Das Echo des Holocaust
Die zwei Minuten, in denen das öffentliche Leben in Israel einmal im Jahr zum Erliegen kommt, sollen der schweigenden Erinnerung an den Holocaust und an die Akte des Widerstands gegen die Nationalsozialisten dienen. Landesweit ertönen dazu um zehn Uhr vormittags Sirenen, und die Menschen lassen ruhen, was immer sie gerade tun – arbeiten, spazieren gehen, Auto fahren.
Am 6. Mai wurde wie in jedem Jahr der "Tag der Erinnerung an die Schoa und das Heldentum“ wieder begangen. Viele dürften in Gedanken jedoch bei einem weniger weit zurückliegenden Ereignis verharrt sein. Der 7. Oktober 2023, die grausamen und für die allermeisten unvorstellbaren Massaker der Hamas haben sich in Israels Seele eingebrannt. Offizielle Vertreter, etwa Ministerpräsident Benjamin Netanjahu, sprechen oft vom "schlimmsten Verbrechen am jüdischen Volk seit dem Holocaust". Sie verweisen auf die Zahl von mehr als 1150 Menschen, überwiegend Juden, die an einem einzigen Tag getötet wurden.
Einige sind indessen noch weiter gegangen. Sie haben den 7. Oktober implizit oder explizit mit dem Holocaust verglichen. "Das war eine Schoa" – diesen Satz hört man in Israel bis heute, wenn es um den Terrorangriff geht. Vergleiche des Völkermords an den Juden mit anderen Ereignissen haben in den vergangenen Jahren wiederholt heftige Debatten in westlichen Gesellschaften ausgelöst, insbesondere in Deutschland. Viele wenden sich dabei energisch gegen eine Relativierung der "Singularität des Holocaust".

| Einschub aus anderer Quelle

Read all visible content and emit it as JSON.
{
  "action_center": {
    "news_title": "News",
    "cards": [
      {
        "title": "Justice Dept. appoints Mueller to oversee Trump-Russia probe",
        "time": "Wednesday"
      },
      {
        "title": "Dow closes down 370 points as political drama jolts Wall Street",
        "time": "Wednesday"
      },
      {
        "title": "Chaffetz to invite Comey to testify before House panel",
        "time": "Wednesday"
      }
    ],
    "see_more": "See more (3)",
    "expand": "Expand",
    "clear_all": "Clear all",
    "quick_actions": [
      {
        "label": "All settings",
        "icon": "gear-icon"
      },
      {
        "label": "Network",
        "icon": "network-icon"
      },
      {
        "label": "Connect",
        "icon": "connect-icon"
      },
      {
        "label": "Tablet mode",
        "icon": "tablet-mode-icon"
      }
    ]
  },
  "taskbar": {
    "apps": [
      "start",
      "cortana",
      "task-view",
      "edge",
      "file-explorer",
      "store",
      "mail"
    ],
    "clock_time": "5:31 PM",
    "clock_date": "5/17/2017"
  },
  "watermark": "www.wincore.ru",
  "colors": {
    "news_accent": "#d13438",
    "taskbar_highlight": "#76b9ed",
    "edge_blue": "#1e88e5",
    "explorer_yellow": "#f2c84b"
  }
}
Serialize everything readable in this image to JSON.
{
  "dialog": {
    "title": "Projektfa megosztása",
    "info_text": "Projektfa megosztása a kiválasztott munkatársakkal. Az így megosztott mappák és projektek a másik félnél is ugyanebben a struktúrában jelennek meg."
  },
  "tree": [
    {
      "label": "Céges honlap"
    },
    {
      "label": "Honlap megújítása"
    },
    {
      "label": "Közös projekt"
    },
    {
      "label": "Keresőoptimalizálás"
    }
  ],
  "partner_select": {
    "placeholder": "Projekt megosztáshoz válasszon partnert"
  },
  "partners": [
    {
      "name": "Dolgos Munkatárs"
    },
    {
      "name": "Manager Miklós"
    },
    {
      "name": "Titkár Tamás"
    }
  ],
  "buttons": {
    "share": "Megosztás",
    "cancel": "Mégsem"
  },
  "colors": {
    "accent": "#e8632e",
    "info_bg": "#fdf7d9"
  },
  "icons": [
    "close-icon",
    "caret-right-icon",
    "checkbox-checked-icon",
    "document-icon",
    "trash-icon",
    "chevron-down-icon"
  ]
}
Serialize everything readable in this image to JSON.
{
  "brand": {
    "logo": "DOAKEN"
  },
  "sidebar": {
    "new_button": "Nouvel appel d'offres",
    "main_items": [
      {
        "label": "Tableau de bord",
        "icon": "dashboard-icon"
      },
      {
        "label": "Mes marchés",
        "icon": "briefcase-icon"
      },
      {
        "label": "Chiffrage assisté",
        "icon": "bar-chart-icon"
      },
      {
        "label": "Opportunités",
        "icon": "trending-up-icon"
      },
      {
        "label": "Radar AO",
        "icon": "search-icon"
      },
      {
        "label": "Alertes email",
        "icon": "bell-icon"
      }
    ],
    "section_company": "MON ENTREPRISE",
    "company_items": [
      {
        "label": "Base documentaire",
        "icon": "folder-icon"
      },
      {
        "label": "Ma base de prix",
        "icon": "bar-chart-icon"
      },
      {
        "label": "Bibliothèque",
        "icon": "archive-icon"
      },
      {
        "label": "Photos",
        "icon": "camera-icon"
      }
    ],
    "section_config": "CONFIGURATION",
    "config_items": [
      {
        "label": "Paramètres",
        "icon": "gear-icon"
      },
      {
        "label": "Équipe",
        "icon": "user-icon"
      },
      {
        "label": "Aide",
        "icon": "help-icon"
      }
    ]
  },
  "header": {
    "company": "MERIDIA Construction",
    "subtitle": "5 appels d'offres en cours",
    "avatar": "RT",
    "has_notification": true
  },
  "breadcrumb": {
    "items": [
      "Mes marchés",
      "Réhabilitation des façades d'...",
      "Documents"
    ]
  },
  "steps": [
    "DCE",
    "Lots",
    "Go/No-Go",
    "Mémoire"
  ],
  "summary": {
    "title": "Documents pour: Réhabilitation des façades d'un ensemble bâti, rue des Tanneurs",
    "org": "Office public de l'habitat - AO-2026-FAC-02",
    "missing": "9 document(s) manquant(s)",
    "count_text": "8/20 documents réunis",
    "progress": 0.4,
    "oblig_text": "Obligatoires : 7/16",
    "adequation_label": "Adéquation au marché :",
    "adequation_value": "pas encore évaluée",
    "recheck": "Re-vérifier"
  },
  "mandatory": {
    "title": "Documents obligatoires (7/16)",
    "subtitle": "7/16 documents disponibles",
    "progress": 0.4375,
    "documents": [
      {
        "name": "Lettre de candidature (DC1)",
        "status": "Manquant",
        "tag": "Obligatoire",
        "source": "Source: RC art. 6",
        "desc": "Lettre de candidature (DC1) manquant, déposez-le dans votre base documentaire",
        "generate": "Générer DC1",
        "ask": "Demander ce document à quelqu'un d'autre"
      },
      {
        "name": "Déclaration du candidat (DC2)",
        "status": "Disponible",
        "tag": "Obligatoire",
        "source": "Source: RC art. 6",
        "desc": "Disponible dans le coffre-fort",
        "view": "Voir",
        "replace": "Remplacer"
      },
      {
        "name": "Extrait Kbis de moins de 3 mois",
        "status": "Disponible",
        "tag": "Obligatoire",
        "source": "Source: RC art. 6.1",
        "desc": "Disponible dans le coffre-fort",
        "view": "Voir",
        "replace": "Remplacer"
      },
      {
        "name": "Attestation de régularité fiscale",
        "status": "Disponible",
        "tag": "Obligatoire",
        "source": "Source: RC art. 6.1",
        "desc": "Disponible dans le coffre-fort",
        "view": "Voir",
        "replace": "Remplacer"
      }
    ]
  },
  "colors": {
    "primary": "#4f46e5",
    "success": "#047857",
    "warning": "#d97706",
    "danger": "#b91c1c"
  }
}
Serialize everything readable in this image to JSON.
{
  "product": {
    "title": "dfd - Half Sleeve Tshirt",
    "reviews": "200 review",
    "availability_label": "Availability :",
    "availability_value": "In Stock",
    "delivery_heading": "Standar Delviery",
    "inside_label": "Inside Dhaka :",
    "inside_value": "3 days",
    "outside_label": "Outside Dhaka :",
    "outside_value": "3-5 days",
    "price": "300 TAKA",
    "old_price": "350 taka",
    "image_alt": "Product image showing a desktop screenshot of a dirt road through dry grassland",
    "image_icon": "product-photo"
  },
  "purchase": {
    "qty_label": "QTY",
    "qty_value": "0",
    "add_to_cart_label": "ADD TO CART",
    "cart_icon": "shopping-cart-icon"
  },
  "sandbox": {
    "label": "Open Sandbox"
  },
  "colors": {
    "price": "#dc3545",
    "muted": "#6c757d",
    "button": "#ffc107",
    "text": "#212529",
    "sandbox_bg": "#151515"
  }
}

Schoa als Kernelement israelischer Identität
Dass die Vergleiche, die nach dem 7. Oktober gezogen wurden, demgegenüber wenig Echo hervorgerufen haben, könnte sich mit den spezifischen Umständen erklären lassen: dem Schock durch den Terrorangriff, dem anhaltenden Krieg, Respekt vor den Betroffenen, der Identität der Opfer.
Die Frage, wie sich der Holocaust und der 7. Oktober zueinander verhalten, bleibt damit jedoch ungeklärt. Das ist nicht nur eine akademische Frage: Die Schoa ist im Laufe der Jahrzehnte zu einem Kernelement der nationalen Identität Israels geworden – was manche gutheißen und andere kritisieren. Die Einordnung des 7. Oktober wird damit auch zu einer politischen Angelegenheit.
Darüber hinaus nimmt der Holocaust einen wichtigen Platz im kollektiven Gedächtnis der Menschheit ein – selbst wenn seine Bindewirkung schwächer geworden ist angesichts vielfältiger, zum Teil konkurrierender Erinnerungskulturen. Wie sich der 7. Oktober in diese Erzählungen einfügen wird, wie die Erinnerung und das Gedenken an den Holocaust sich verändern werden, ist noch offen. Es zeichnet sich aber schon ab, dass dieser Prozess nicht ohne Konflikte ablaufen wird – und dass er politisiert und instrumentalisiert werden könnte.
Auf einer unmittelbaren Ebene wurden beide Ereignisse schon am 7. Oktober selbst miteinander konfrontiert. Mehrere Holocaustüberlebende, die in den Kibbuzim um den Gazastreifen wohnten, erlebten auch den Überfall der Hamas. Eine von ihnen, Sarah Jackson, wurde sogar zur Retterin in der Not.
Rettung im Kibbuz Saad
Die 88 Jahre alte Frau nahm an jenem Morgen mehrere junge Leute in ihrer Wohnung im Kibbuz Saad auf. Sie hatten es geschafft, vom Supernova-Musikfestival zu fliehen, wo Hamas-Terroristen 364 Feiernde ermordeten. Die jungen Israelis blieben mehrere Stunden in der Wohnung der alten Frau, bis sie es für sicher genug befanden, den Kibbuz wieder zu verlassen.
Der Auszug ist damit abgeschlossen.